Actuellement commencerait la dissociation, la ruine
de l'univers. Les atomes tombent en pièces,
se désagrègent en lançant dans
l'espace et perdant ainsi des milliards de
ions ; et d'un atome de radium il ne restera
avec le temps qu'un résidu de hélium.
Quand celui-ci se dissoudra aussi, l'univers
redeviendra pur éther, c'est-à-dire
qu'il aura cessé d'exister :
« Les cieux et la terre
passeront. » Plus nous étudions la
matière et ses forces, plus elles nous
deviennent inexplicables. Celui qui l'a
créée, s'est réservé de
la connaître.
Pourtant nous connaissons maintenant
avec étonnement quelque
peu des forces terribles, grandioses, incalculables
que l'Esprit de Dieu infusa, insuffla un jour dans
la matière ; mais, parce que l'homme
déchu les emploie toujours plus à
nuire à son semblable, elles deviennent
inquiétantes et même sinistres. Pour
les anciens, pour les Romains et les Grecs, cette
matière était quelque chose d'inerte,
de docile qui obéissait à tous les
caprices de l'homme, qui la forgeait ou la
sculptait à son gré.
Pour nous, elle devient toujours plus
une chose qui a des colères terribles, qui
est pleine de mystères effrayants, qui
frémit dans ses chaînes. Des poudres
toujours plus violentes jettent à huit
kilomètres d'énormes projectiles, ou
font sauter les plus gros canons ; quelques
litres d'un liquide jaunâtre, par leur
combustion, poussent contre vent et marée
une lourde barque chargée de huit cents
quintaux de pierres, ou lancent par monts et par
vaux une automobile et ses voyageurs ; la
vapeur, ce peu d'air invisible, elle aussi,
s'impatiente quelquefois et brise chaudière
et machine. Quelques prises d'une poudre
blanchâtre pulvérisent par leur
explosion une maison et ses habitants : dynamite,
mélinite, poudre-coton, mines sous-marines,
torpilles, bombes infernales! ces noms seuls nous
remplissent d'effroi. « Une goutte d'eau,
dit H. Drysdale (Modern Puritan, 1907, p. 276.),
contient toutes les forces d'un
éclair » ; quels amas de
foudres ne renferment donc pas les océans
pour le jour où la terre et tout ce qui est
en elle périra par le feu ?
La première manifestation de la
vie sur la terre, lorsque l'Esprit de Dieu se
mouvait sur les eaux, dut être une grande
cristallisation de diverses matières,
jusqu'alors en suspension dans la mer chaude. C'est
une belle chose que le cristal, si universellement
répandu sur la terre ; nos montagnes,
nos rochers, sont des cristaux ; les glaces,
qui couvrent les pôles, sont de l'eau
cristallisée, et les plantes mêmes
contiennent des cristaux dans leurs cellules.

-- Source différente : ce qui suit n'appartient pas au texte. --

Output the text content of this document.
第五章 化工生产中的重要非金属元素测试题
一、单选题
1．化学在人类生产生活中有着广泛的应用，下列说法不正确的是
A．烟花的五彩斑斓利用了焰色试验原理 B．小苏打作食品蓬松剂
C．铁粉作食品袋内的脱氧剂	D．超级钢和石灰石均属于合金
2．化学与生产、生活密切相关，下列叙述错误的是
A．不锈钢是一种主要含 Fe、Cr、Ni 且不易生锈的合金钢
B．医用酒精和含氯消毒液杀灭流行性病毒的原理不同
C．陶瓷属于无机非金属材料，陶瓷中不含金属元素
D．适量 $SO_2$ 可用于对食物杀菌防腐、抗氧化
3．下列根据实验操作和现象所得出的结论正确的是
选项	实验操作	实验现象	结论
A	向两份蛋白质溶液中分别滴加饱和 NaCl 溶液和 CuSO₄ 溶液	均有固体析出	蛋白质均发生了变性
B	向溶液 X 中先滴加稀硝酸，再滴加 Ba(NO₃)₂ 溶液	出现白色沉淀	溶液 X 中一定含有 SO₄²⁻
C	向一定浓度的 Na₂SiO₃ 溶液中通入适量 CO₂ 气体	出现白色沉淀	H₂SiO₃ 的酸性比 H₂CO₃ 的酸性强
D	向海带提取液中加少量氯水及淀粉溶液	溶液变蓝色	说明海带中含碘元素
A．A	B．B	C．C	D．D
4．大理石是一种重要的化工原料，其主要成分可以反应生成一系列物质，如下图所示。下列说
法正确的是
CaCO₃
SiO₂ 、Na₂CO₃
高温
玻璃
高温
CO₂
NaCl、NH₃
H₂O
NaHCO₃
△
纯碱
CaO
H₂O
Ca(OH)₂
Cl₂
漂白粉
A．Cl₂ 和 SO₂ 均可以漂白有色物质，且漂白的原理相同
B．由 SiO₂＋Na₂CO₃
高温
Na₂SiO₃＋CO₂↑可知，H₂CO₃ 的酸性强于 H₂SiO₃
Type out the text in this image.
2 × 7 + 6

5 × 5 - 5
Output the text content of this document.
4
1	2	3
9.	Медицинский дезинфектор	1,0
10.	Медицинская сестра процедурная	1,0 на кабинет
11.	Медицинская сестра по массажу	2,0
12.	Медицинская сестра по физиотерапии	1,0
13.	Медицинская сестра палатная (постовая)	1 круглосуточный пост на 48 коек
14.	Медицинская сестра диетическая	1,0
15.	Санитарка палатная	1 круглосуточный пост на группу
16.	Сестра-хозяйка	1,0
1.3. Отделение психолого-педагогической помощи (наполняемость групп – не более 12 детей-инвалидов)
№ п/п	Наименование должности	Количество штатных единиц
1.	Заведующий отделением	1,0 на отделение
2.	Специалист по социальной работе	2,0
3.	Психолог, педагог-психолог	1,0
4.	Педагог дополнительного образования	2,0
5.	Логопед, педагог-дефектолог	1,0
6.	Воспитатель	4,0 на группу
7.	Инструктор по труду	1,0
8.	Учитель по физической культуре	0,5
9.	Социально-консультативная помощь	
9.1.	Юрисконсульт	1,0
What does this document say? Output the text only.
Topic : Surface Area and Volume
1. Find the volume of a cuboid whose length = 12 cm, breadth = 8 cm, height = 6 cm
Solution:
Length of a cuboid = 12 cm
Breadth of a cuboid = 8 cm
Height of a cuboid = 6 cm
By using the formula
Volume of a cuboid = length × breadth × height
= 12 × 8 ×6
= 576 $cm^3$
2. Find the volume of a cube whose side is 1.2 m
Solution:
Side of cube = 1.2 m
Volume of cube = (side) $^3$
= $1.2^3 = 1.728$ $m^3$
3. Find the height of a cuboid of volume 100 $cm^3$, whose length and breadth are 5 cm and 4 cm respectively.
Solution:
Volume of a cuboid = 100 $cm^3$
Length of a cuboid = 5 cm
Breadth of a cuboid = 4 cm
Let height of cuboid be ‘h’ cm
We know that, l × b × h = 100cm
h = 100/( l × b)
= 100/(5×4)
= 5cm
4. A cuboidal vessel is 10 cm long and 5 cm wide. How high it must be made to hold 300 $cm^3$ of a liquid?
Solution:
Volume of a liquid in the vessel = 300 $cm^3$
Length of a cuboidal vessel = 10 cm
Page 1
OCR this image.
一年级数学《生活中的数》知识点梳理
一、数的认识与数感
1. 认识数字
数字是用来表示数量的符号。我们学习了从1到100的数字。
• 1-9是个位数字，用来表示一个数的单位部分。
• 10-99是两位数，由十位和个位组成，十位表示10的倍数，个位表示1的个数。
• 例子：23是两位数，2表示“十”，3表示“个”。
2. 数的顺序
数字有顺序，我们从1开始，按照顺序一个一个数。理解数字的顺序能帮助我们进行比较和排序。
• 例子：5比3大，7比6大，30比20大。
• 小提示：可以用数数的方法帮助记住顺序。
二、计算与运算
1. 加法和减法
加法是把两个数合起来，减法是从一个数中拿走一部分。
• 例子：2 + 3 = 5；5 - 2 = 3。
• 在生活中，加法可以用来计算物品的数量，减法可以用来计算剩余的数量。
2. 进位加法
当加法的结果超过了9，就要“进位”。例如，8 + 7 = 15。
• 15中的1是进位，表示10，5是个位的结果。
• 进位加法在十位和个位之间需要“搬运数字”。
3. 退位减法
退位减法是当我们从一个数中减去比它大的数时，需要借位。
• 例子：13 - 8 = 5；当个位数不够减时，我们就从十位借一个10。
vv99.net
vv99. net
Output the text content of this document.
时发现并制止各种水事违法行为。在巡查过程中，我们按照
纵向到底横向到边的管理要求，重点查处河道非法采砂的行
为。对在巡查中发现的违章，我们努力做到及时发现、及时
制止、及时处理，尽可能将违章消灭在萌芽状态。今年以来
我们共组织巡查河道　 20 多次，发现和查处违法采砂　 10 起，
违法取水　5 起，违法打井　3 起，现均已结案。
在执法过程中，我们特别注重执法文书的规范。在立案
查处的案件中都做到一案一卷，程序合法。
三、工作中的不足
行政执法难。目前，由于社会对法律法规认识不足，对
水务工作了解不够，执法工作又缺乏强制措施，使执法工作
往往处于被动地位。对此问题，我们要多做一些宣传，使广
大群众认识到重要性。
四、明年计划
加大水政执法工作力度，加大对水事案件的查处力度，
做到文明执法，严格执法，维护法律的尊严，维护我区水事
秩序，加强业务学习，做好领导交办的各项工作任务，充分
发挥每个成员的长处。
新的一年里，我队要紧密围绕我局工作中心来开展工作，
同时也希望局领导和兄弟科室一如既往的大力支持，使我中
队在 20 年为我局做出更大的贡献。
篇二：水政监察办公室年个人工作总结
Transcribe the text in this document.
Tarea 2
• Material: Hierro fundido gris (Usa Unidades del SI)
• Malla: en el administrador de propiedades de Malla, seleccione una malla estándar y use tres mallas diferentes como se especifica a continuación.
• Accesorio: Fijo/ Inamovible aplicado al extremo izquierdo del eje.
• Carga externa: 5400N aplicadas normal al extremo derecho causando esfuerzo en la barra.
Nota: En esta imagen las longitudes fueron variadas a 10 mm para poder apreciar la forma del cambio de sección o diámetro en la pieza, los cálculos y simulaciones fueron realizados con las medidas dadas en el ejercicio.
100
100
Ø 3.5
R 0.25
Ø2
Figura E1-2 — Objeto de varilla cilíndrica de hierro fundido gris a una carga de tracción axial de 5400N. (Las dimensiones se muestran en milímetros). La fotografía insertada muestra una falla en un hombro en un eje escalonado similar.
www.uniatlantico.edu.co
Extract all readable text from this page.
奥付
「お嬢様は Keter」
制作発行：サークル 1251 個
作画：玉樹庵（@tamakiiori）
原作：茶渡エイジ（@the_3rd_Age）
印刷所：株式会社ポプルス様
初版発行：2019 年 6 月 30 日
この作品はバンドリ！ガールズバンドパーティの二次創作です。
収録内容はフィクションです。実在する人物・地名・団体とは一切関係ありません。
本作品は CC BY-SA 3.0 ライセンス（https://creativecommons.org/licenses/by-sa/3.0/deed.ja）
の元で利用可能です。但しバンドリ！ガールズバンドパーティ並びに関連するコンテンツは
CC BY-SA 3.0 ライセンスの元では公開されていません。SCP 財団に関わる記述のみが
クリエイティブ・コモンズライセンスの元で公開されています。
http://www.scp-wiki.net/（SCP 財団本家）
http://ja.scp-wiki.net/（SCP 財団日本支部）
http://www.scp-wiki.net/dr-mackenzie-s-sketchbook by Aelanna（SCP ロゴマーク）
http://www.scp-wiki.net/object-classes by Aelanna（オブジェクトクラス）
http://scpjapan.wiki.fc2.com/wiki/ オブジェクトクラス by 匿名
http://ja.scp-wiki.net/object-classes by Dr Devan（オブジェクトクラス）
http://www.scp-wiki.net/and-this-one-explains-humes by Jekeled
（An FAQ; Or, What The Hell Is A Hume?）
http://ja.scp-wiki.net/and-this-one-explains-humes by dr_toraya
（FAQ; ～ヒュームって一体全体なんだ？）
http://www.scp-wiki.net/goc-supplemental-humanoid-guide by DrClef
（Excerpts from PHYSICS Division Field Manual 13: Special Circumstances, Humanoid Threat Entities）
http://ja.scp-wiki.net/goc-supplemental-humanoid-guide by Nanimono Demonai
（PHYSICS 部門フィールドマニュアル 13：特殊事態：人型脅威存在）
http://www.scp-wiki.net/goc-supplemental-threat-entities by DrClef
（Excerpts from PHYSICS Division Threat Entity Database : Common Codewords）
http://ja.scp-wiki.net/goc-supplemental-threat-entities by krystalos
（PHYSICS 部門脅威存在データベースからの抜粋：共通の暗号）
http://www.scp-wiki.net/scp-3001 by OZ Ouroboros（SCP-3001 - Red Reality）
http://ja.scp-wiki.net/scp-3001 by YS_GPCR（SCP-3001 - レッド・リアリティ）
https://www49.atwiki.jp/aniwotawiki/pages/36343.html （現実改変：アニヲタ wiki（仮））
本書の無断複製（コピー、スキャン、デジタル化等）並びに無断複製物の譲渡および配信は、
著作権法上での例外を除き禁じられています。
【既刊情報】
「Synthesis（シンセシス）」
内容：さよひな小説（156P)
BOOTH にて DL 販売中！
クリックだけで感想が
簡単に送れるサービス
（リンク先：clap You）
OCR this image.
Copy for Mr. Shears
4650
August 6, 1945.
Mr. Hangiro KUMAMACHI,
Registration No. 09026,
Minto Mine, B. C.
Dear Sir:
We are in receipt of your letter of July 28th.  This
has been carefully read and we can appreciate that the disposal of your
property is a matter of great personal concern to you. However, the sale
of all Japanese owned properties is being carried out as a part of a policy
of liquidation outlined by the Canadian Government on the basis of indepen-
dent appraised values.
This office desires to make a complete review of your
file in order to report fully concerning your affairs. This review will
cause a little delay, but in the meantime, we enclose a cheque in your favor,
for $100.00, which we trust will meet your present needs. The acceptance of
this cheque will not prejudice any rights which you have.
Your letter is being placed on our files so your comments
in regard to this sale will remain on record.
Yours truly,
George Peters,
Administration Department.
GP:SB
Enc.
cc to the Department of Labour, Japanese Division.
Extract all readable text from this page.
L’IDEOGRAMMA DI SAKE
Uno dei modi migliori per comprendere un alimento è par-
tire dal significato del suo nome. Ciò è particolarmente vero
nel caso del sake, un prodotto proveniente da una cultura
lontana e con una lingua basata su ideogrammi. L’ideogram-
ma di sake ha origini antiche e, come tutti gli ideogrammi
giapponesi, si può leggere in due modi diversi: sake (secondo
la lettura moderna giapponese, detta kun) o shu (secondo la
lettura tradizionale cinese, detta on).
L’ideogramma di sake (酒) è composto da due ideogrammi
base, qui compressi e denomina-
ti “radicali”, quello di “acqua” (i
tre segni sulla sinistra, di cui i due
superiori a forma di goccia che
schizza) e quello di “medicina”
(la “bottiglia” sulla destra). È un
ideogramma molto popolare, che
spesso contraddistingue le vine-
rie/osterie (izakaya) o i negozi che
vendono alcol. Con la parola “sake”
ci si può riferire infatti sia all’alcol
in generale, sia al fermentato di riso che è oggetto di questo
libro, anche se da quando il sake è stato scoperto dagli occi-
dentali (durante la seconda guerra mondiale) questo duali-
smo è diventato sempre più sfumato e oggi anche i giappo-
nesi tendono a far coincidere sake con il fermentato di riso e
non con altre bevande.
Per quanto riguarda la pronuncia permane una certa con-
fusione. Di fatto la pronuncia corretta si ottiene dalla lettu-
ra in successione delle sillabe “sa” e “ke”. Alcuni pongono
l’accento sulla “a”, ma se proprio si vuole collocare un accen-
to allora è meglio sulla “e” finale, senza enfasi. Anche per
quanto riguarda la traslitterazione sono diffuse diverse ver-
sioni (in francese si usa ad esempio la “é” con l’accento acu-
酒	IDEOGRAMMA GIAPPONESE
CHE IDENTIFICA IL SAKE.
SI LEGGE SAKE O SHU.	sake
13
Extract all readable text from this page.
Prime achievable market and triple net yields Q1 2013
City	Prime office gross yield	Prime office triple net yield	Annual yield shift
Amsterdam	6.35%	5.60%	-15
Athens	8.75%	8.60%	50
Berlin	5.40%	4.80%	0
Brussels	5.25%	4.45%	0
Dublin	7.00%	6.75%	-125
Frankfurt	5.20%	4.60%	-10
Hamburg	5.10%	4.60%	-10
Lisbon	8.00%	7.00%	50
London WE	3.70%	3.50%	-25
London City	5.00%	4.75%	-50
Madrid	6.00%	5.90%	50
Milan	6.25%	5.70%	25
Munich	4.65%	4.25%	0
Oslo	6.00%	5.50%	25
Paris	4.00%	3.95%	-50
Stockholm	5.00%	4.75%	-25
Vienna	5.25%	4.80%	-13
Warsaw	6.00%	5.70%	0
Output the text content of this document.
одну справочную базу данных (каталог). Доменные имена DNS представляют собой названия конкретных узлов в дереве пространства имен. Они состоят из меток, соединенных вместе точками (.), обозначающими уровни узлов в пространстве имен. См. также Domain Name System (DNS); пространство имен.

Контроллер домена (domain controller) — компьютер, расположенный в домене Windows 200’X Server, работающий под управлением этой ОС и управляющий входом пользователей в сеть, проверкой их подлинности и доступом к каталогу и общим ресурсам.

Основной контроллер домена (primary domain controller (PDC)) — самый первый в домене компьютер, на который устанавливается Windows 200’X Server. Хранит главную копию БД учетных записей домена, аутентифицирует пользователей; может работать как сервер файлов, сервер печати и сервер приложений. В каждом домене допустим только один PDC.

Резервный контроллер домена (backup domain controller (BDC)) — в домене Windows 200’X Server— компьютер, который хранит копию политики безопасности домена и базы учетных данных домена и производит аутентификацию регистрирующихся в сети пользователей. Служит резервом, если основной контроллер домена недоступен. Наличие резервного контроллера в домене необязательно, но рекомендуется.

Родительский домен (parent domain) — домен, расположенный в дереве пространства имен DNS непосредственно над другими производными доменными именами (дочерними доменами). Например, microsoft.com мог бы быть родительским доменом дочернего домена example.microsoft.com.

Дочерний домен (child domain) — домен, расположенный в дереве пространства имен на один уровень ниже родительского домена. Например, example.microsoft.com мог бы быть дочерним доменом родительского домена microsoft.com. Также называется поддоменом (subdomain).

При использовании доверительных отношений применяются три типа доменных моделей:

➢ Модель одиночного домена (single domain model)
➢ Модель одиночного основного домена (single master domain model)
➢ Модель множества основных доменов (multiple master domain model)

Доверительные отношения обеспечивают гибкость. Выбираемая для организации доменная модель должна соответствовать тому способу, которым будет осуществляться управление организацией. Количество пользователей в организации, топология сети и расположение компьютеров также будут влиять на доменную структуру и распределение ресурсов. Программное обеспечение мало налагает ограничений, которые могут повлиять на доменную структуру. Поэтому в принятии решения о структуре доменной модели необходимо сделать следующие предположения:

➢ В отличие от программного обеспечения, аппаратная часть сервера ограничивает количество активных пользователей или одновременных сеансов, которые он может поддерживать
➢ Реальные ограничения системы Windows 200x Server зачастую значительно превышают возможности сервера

Astreints à des lois inflexibles, ils
croissent et meurent ; mais où
réside la force individuelle qui contraint
des milliers d'atomes à bâtir, sans
varier d'un centième de millimètre,
ces formes si diverses ? La chaux
carbonatée, par exemple, cristallise en deux
cents formes différentes, mais pas une ne
peut s'égarer dans un autre système.
Le cristal est la forme normale de la
matière, et celle à laquelle elle
tend sans cesse, ainsi une barre de fer ou l'essieu
d'un wagon, finissent toujours par se cristalliser.
La neige qui couvre en une nuit des pays entiers,
se compose de cristaux dont tout le monde
connaît par la gravure les formes
élégantes, appartenant toutes, sans
exception, au système hexagonal. Ce sont
là les formes de l'eau ; quelles
richesses de formes et de forces ne renferme donc
pas le verre d'eau que nous buvons ! Et, comme
une forme inférieure de la création
renferme toujours en germe la forme suivante et
plus parfaite, le cristal, qui croît lui
aussi, annonce la plante dans ses ramifications,
par exemple dans les fougères et les palmes
que la gelée dessine sur nos vitres.
Quand commencèrent à
croître les superbes cristaux dans les
grottes de nos Alpes, cristaux dont quelques-uns
pèsent jusqu'à trois quintaux et ceux
encore plus gros, de vingt pieds (sept
mètres) de longueur, dont le professeur
Quenstedt dit qu'ils étincellent au soleil
sur les rochers inaccessibles de Madagascar ?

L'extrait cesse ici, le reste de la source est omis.